Network of selectively compliant actuators based on shape memory alloys and polymers for a reconfigurable sandwich panel

Abstract

Shape memory alloys (SMA) allow for the realization of smart actuators capable of achieving large stresses and large strains but highly demanding in terms of power input. This work presents a solution integrating shape memory polymers (SMP) in a novel type of selectively compliant actuator to reduce the power input of SMAs. The thermally induced variation in stiffness of the SMP is used to achieve large deformations by temporarily increasing the compliance of the actuator and to lock the actuator in a deformed state by restoring the initial stiffness. The behavior of the actuator is simulated taking into account the viscoelastic behavior of the SMP and validated through a comparison with experimental results. The latter show that the proposed actuator can achieve a maximum contraction of 3.0% and hold a contraction of about 1.6% multiple times without constantly powering the SMA. Finally, a reconfigurable sandwich panel is considered as possible application.

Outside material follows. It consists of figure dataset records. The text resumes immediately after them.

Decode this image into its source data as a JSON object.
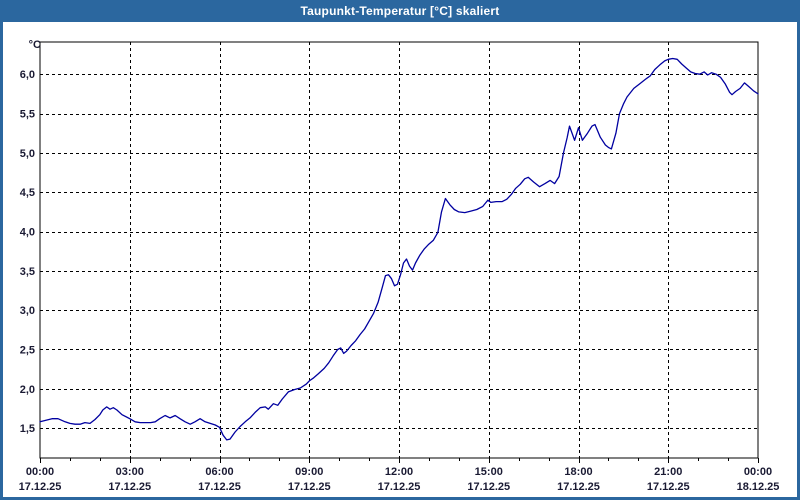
{
  "window": {
    "title": "Taupunkt-Temperatur [°C] skaliert"
  },
  "colors": {
    "titlebar_bg": "#2b679f",
    "panel_border": "#2b679f",
    "title_text": "#ffffff",
    "plot_bg": "#ffffff",
    "frame": "#000000",
    "grid": "#000000",
    "tick_text": "#1a1a33",
    "line": "#0000a0"
  },
  "chart_data": {
    "type": "line",
    "title": "Taupunkt-Temperatur [°C] skaliert",
    "ylabel": "°C",
    "xlabel": "",
    "ylim": [
      1.12,
      6.41
    ],
    "xlim": [
      0,
      24
    ],
    "grid": "dashed",
    "legend_position": "none",
    "minor_tick_every_hours": 1,
    "y_ticks": [
      {
        "value": 6.0,
        "label": "6,0"
      },
      {
        "value": 5.5,
        "label": "5,5"
      },
      {
        "value": 5.0,
        "label": "5,0"
      },
      {
        "value": 4.5,
        "label": "4,5"
      },
      {
        "value": 4.0,
        "label": "4,0"
      },
      {
        "value": 3.5,
        "label": "3,5"
      },
      {
        "value": 3.0,
        "label": "3,0"
      },
      {
        "value": 2.5,
        "label": "2,5"
      },
      {
        "value": 2.0,
        "label": "2,0"
      },
      {
        "value": 1.5,
        "label": "1,5"
      }
    ],
    "x_ticks": [
      {
        "hour": 0,
        "time": "00:00",
        "date": "17.12.25"
      },
      {
        "hour": 3,
        "time": "03:00",
        "date": "17.12.25"
      },
      {
        "hour": 6,
        "time": "06:00",
        "date": "17.12.25"
      },
      {
        "hour": 9,
        "time": "09:00",
        "date": "17.12.25"
      },
      {
        "hour": 12,
        "time": "12:00",
        "date": "17.12.25"
      },
      {
        "hour": 15,
        "time": "15:00",
        "date": "17.12.25"
      },
      {
        "hour": 18,
        "time": "18:00",
        "date": "17.12.25"
      },
      {
        "hour": 21,
        "time": "21:00",
        "date": "17.12.25"
      },
      {
        "hour": 24,
        "time": "00:00",
        "date": "18.12.25"
      }
    ],
    "series": [
      {
        "name": "Taupunkt-Temperatur",
        "color": "#0000a0",
        "points": [
          [
            0.0,
            1.58
          ],
          [
            0.2,
            1.6
          ],
          [
            0.4,
            1.62
          ],
          [
            0.6,
            1.62
          ],
          [
            0.84,
            1.58
          ],
          [
            1.0,
            1.56
          ],
          [
            1.17,
            1.55
          ],
          [
            1.34,
            1.55
          ],
          [
            1.5,
            1.57
          ],
          [
            1.67,
            1.56
          ],
          [
            1.84,
            1.61
          ],
          [
            2.0,
            1.67
          ],
          [
            2.1,
            1.73
          ],
          [
            2.23,
            1.77
          ],
          [
            2.34,
            1.74
          ],
          [
            2.45,
            1.76
          ],
          [
            2.57,
            1.73
          ],
          [
            2.74,
            1.67
          ],
          [
            3.0,
            1.62
          ],
          [
            3.18,
            1.58
          ],
          [
            3.35,
            1.57
          ],
          [
            3.51,
            1.57
          ],
          [
            3.7,
            1.57
          ],
          [
            3.85,
            1.58
          ],
          [
            4.0,
            1.62
          ],
          [
            4.18,
            1.66
          ],
          [
            4.35,
            1.63
          ],
          [
            4.52,
            1.66
          ],
          [
            4.68,
            1.62
          ],
          [
            4.85,
            1.58
          ],
          [
            5.02,
            1.55
          ],
          [
            5.18,
            1.58
          ],
          [
            5.35,
            1.62
          ],
          [
            5.52,
            1.58
          ],
          [
            5.69,
            1.56
          ],
          [
            5.86,
            1.54
          ],
          [
            6.0,
            1.51
          ],
          [
            6.12,
            1.41
          ],
          [
            6.24,
            1.35
          ],
          [
            6.35,
            1.36
          ],
          [
            6.52,
            1.45
          ],
          [
            6.69,
            1.52
          ],
          [
            6.86,
            1.58
          ],
          [
            7.02,
            1.63
          ],
          [
            7.19,
            1.7
          ],
          [
            7.36,
            1.76
          ],
          [
            7.53,
            1.77
          ],
          [
            7.63,
            1.74
          ],
          [
            7.8,
            1.81
          ],
          [
            7.95,
            1.79
          ],
          [
            8.1,
            1.87
          ],
          [
            8.3,
            1.96
          ],
          [
            8.5,
            1.99
          ],
          [
            8.7,
            2.01
          ],
          [
            8.9,
            2.06
          ],
          [
            9.0,
            2.1
          ],
          [
            9.15,
            2.14
          ],
          [
            9.3,
            2.19
          ],
          [
            9.5,
            2.26
          ],
          [
            9.65,
            2.33
          ],
          [
            9.8,
            2.42
          ],
          [
            9.95,
            2.5
          ],
          [
            10.05,
            2.52
          ],
          [
            10.15,
            2.45
          ],
          [
            10.25,
            2.48
          ],
          [
            10.4,
            2.55
          ],
          [
            10.55,
            2.61
          ],
          [
            10.7,
            2.69
          ],
          [
            10.85,
            2.76
          ],
          [
            11.0,
            2.86
          ],
          [
            11.15,
            2.96
          ],
          [
            11.3,
            3.1
          ],
          [
            11.45,
            3.3
          ],
          [
            11.55,
            3.44
          ],
          [
            11.65,
            3.45
          ],
          [
            11.75,
            3.4
          ],
          [
            11.85,
            3.31
          ],
          [
            11.95,
            3.33
          ],
          [
            12.05,
            3.45
          ],
          [
            12.15,
            3.6
          ],
          [
            12.25,
            3.65
          ],
          [
            12.35,
            3.56
          ],
          [
            12.45,
            3.51
          ],
          [
            12.55,
            3.6
          ],
          [
            12.7,
            3.7
          ],
          [
            12.85,
            3.78
          ],
          [
            13.0,
            3.84
          ],
          [
            13.15,
            3.89
          ],
          [
            13.3,
            3.99
          ],
          [
            13.42,
            4.25
          ],
          [
            13.55,
            4.42
          ],
          [
            13.7,
            4.34
          ],
          [
            13.85,
            4.28
          ],
          [
            14.0,
            4.25
          ],
          [
            14.2,
            4.24
          ],
          [
            14.4,
            4.26
          ],
          [
            14.6,
            4.28
          ],
          [
            14.8,
            4.32
          ],
          [
            14.97,
            4.4
          ],
          [
            15.07,
            4.37
          ],
          [
            15.25,
            4.38
          ],
          [
            15.45,
            4.38
          ],
          [
            15.6,
            4.41
          ],
          [
            15.75,
            4.47
          ],
          [
            15.9,
            4.55
          ],
          [
            16.05,
            4.6
          ],
          [
            16.2,
            4.67
          ],
          [
            16.32,
            4.69
          ],
          [
            16.5,
            4.63
          ],
          [
            16.7,
            4.57
          ],
          [
            16.88,
            4.61
          ],
          [
            17.05,
            4.65
          ],
          [
            17.2,
            4.61
          ],
          [
            17.35,
            4.7
          ],
          [
            17.5,
            5.0
          ],
          [
            17.62,
            5.19
          ],
          [
            17.7,
            5.34
          ],
          [
            17.87,
            5.16
          ],
          [
            18.0,
            5.32
          ],
          [
            18.13,
            5.16
          ],
          [
            18.3,
            5.25
          ],
          [
            18.45,
            5.34
          ],
          [
            18.55,
            5.36
          ],
          [
            18.73,
            5.2
          ],
          [
            18.9,
            5.1
          ],
          [
            19.0,
            5.07
          ],
          [
            19.1,
            5.05
          ],
          [
            19.25,
            5.25
          ],
          [
            19.37,
            5.5
          ],
          [
            19.5,
            5.62
          ],
          [
            19.62,
            5.71
          ],
          [
            19.85,
            5.82
          ],
          [
            20.05,
            5.88
          ],
          [
            20.25,
            5.94
          ],
          [
            20.4,
            5.98
          ],
          [
            20.55,
            6.06
          ],
          [
            20.72,
            6.12
          ],
          [
            20.88,
            6.17
          ],
          [
            21.0,
            6.19
          ],
          [
            21.15,
            6.2
          ],
          [
            21.3,
            6.19
          ],
          [
            21.45,
            6.13
          ],
          [
            21.6,
            6.08
          ],
          [
            21.75,
            6.03
          ],
          [
            21.9,
            6.01
          ],
          [
            22.05,
            6.0
          ],
          [
            22.2,
            6.03
          ],
          [
            22.32,
            5.99
          ],
          [
            22.45,
            6.02
          ],
          [
            22.6,
            6.0
          ],
          [
            22.75,
            5.96
          ],
          [
            22.9,
            5.88
          ],
          [
            23.05,
            5.77
          ],
          [
            23.13,
            5.74
          ],
          [
            23.25,
            5.78
          ],
          [
            23.4,
            5.82
          ],
          [
            23.55,
            5.89
          ],
          [
            23.7,
            5.84
          ],
          [
            23.85,
            5.79
          ],
          [
            24.0,
            5.75
          ]
        ]
      }
    ]
  }
}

A distributed actuator network is implemented in the face sheets of the panel and a digital image correlation system is used to prove the capability of the proposed structure of undergoing large deformations, holding a deformed shape without consuming energy, and recovering its initial shape. A further development of this panel might find application as support structure for morphing aerodynamic surfaces or reconfigurable antennas.